Chinese Youth Unemployment Continues to Climb, Despite Methodology ‘Fix’

March 23, 2024

In the latest sign of China’s ailing economy, the nation’s youth unemployment continued to climb in February.

The unemployment rate among 16-24-year-olds rose to 15.3% in February, up from 14.6% the month prior. The nation’s overall unemployment rate rose to 5.3%, up from 5.1% in January.

This month’s report is the third that contains data on youth unemployment after a six-month hiatus. After the figure rose for six straight months to a record high of 21.3% last June, Beijing stopped releasing the figure.

It resumed releasing data on youth unemployment in January, after implementing a new methodology that excludes full-time students.

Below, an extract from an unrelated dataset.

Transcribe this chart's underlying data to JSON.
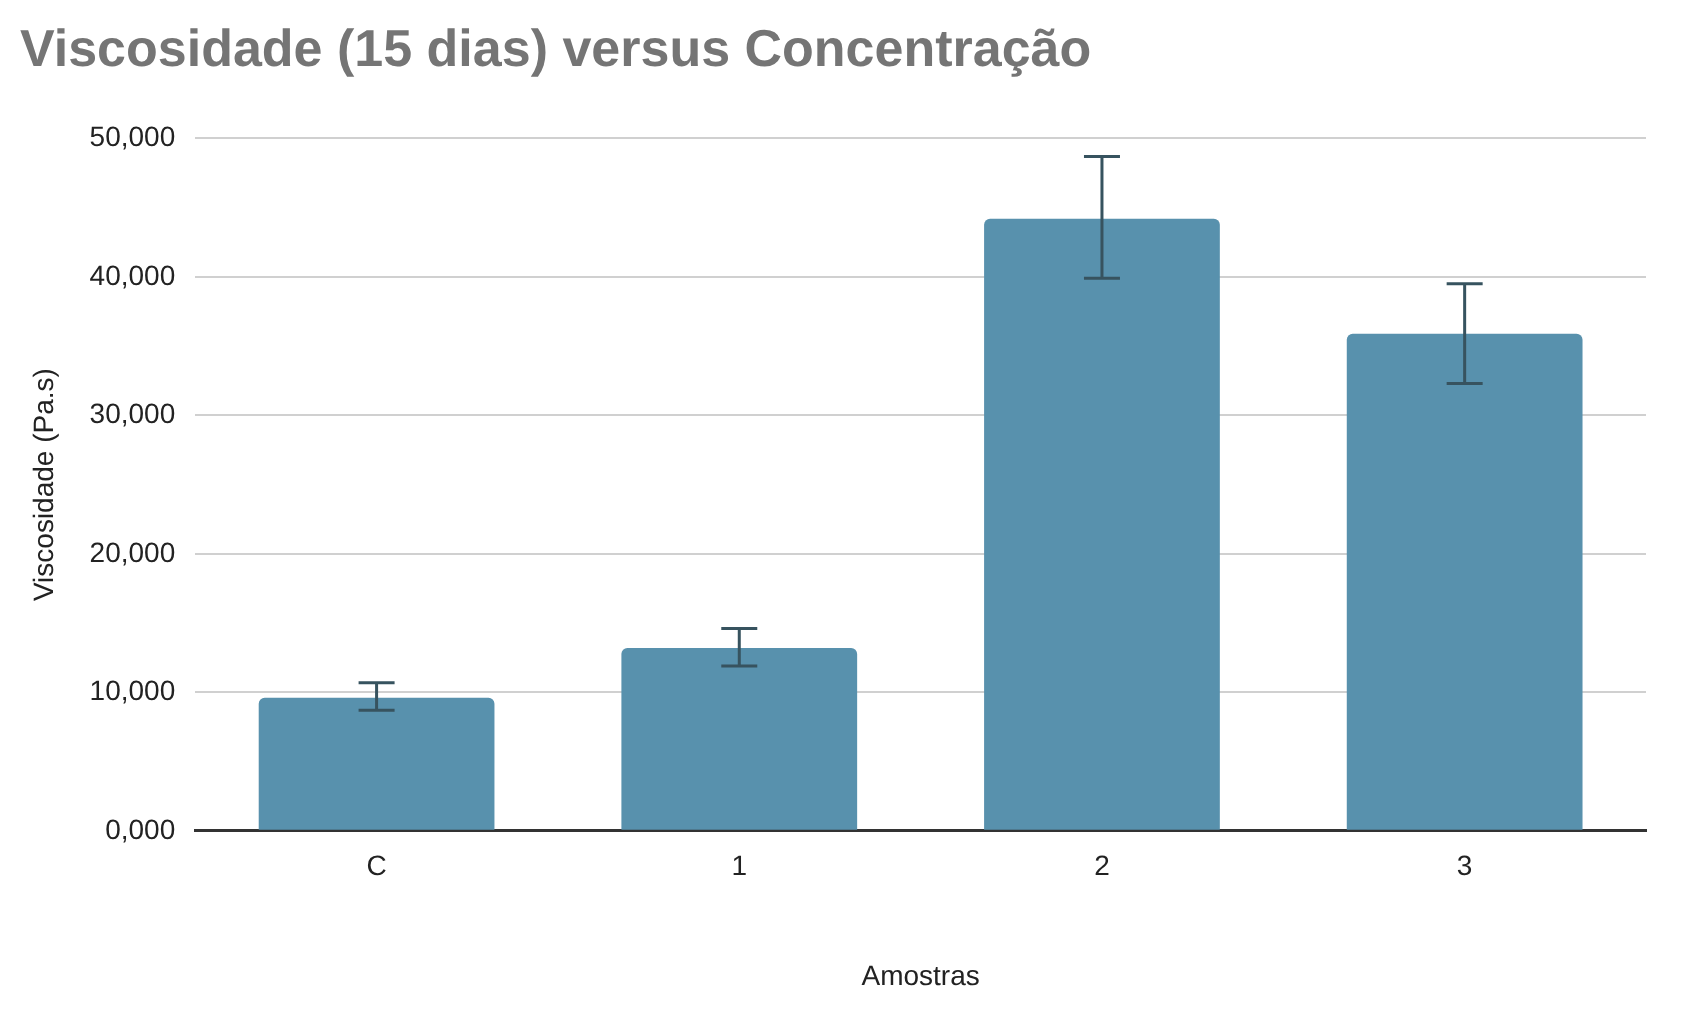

January’s report showed a youth unemployment rate of 14.9%.

Excluding students from unemployment data is uncommon throughout most of the world. Most developed economies, including the U.S. and the nations of the European Union, count full-time students among the rest of the unemployed, so long they are actively seeking employment. 

The methodology change came after China’s post-pandemic economic recovery faltered last year. Demand remains weak, both from overseas exporters and domestic consumers, which has slowed hiring. The youth unemployment problem has also been exacerbated by regulatory crackdowns in the technology and tutoring sectors, which typically hire young workers.